Field-Level Permissions¶
Often, depending on the user, not all fields should be visible or only a subset should be writable.
For these scenarios, you can define a scope_fields method on the access policy which is passed the dict of name:Field pairs from a serializer used with the FieldAccessMixin.
Scenario: A field should only exist for admin users¶
Requirement: When a customer account is serialized or deserialized, the email field should only be present if the user is an admin.
You could define a scope_fields method on the access policy like this:
class CustomerAccountAccessPolicy(AccessPolicy):
statements = [
# statements that define who is allowed to perform what action
]
@classmethod
def scope_fields(cls, request, fields: dict, instance=None) -> dict:
if not request.user.is_admin():
fields.pop('email', None)
return fields
Make sure to add the FieldAccessMixin to your serializer and assign it the correct access policy in its Meta class:
from rest_access_policy import FieldAccessMixin
class CustomerAccountSerializer(FieldAccessMixin, serializers.ModelSerializer):
class Meta:
model = UserAccount
fields = ["username", "first_name", "last_name", "email"]

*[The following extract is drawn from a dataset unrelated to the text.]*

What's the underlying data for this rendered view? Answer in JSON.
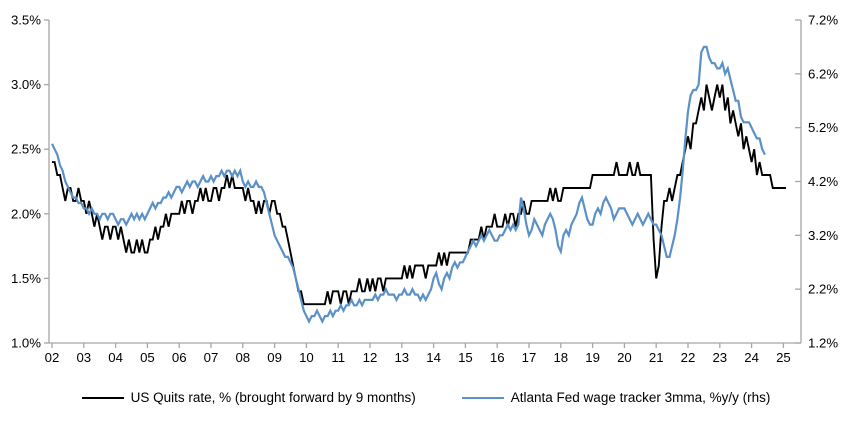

access_policy = CustomerAccountAccessPolicy
Scenario: A field should be read-only, except for the author¶
Requirement: When a request is made to update an article, the content field should be read-only, except for the author.
You could define a scope_fields method on the access policy like this:
class CustomerAccountAccessPolicy(AccessPolicy):
statements = [
# statements that define who is allowed to perform what action
]
@classmethod
def scope_fields(cls, request, fields: dict, instance=None) -> dict:
if instance and instance.author != request.user:
fields["content"].read_only = True
return fields
As before, make sure to add the FieldAccessMixin to your serializer and assign it the correct access policy in its Meta class.